Other options: create a mask that keeps only the high n*4 bits, perhaps shortening the critical path through cksum_high8 if that's ready later than n_zero. Especially if n_zero is a compile-time constant after inlining, this can be as fast as checking cksum_high8 == 0. (e.g. x86-64 test reg, immediate.)

bool high_zero_nibbles_v2 (uint64_t cksum_high8, int n_zero) {
    int shift = 64 - n_zero * 4;         // A hex digit represents a 4-bit nibble
    uint64_t low4n_mask = (1ULL << shift) - 1;
    return cksum_high8 & ~low4n_mask;
}

Or use a bit-scan function to count leading zero bits and compare for >= 4*n. Unfortunately it took ISO C++ until C++20 <bit>'s countl_zero to finally portably expose this common CPU feature that's been around for decades (e.g. 386 bsf / bsr); before that only as compiler extensions like GNU C __builtin_clz.
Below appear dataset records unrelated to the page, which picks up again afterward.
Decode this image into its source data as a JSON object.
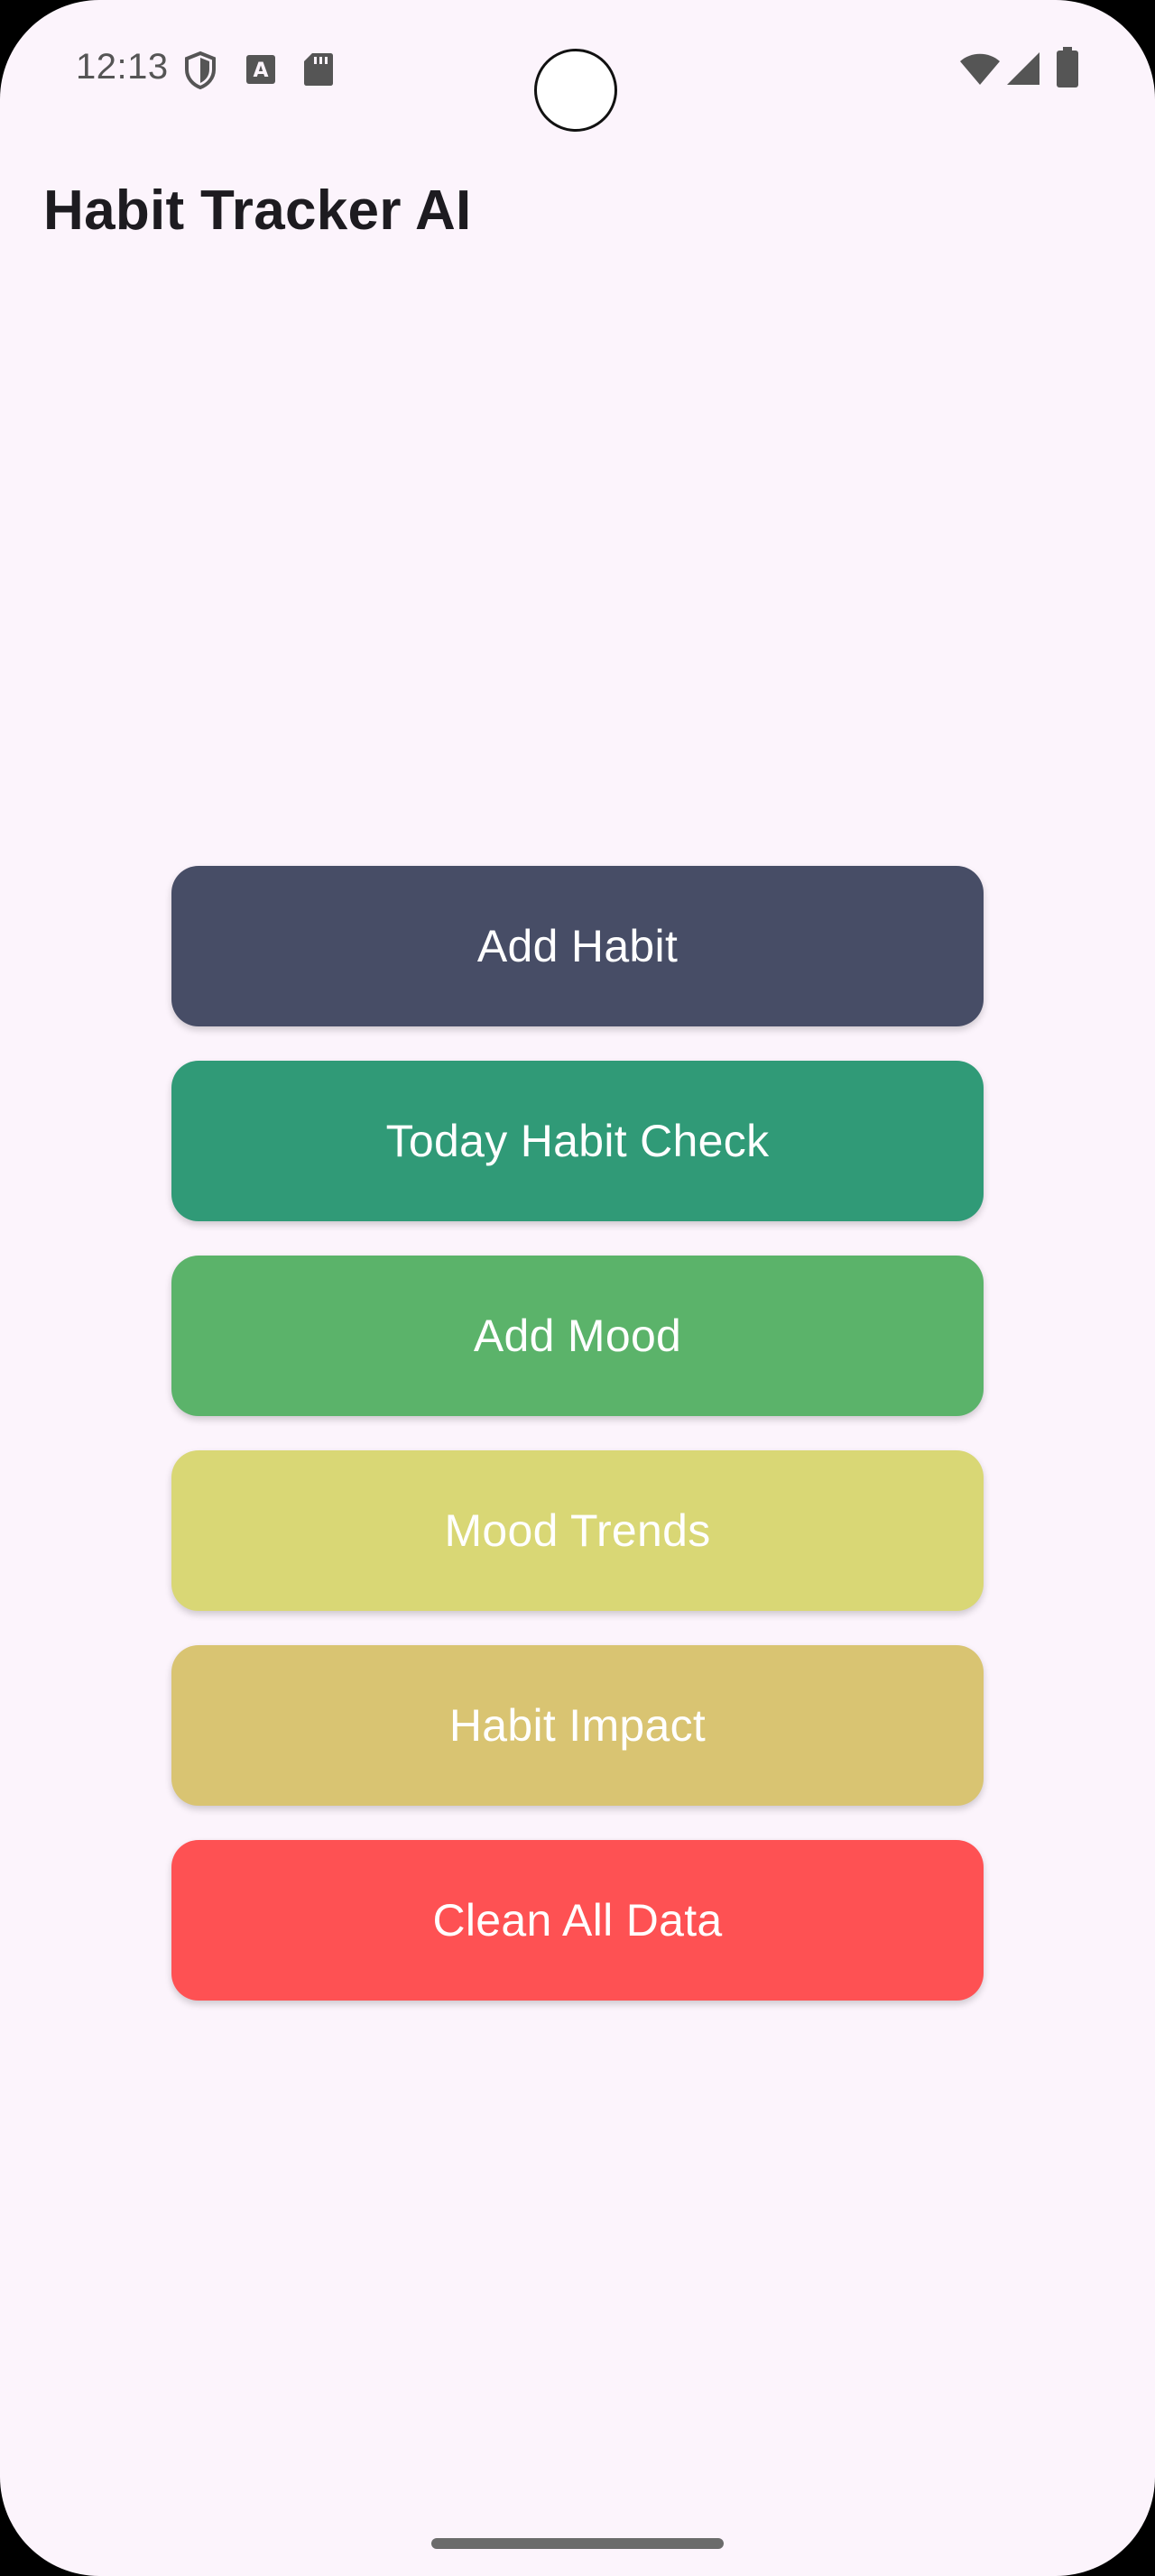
{
  "status_bar": {
    "time": "12:13",
    "left_icons": [
      "shield-icon",
      "text-a-icon",
      "sd-card-icon"
    ],
    "right_icons": [
      "wifi-icon",
      "signal-icon",
      "battery-icon"
    ]
  },
  "app": {
    "title": "Habit Tracker AI"
  },
  "buttons": [
    {
      "label": "Add Habit",
      "color": "#474d66"
    },
    {
      "label": "Today Habit Check",
      "color": "#309a77"
    },
    {
      "label": "Add Mood",
      "color": "#5bb36a"
    },
    {
      "label": "Mood Trends",
      "color": "#d9d775"
    },
    {
      "label": "Habit Impact",
      "color": "#d9c472"
    },
    {
      "label": "Clean All Data",
      "color": "#fe5153"
    }
  ]
}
This is great if you want to know how many and don't have one specific cutoff threshold.

bool high_zero_nibbles_lzcnt (uint64_t cksum_high8, int n_zero) {
    // UB on cksum_high8 == 0.  Use x86-64 BMI1 _lzcnt_u64 to avoid that, guaranteeing 64 on input=0
    return __builtin_clzll(cksum_high8) > 4*n_zero;
}

#include <bit>
bool high_zero_nibbles_stdlzcnt (uint64_t cksum_high8, int n_zero) {
    return std::countl_zero(cksum_high8) > 4*n_zero;
}

compile to (clang for Haswell):

high_zero_nibbles_lzcnt(unsigned long, int):
        lzcnt   rax, rdi
        shl     esi, 2
        cmp     esi, eax
        setl    al                    # FLAGS -> boolean integer return value
        ret

All these instructions are cheap on Intel and AMD, and there's even some instruction-level parallelism between lzcnt and shl.

See asm output for all 4 of these on the Godbolt compiler explorer. Clang compiles 1 and 2 to identical asm. Same for both lzcnt ways with -march=haswell. Otherwise it needs to go out of its way to handle the bsr corner case for input=0, for the C++20 version where that's not UB.


To extend these to wider hashes, you can check the high uint64_t for being all-zero, then proceed to the next uint64_t chunk.


Using an SSE2 compare with pcmpeqb on the string, pmovmskb -> bsf could find the position of the first 1 bit, thus how many leading-'0' characters there were in the string representation, if you have that to start with. So x86 SIMD can do this very efficiently, and you can use that from C++ via intrinsics.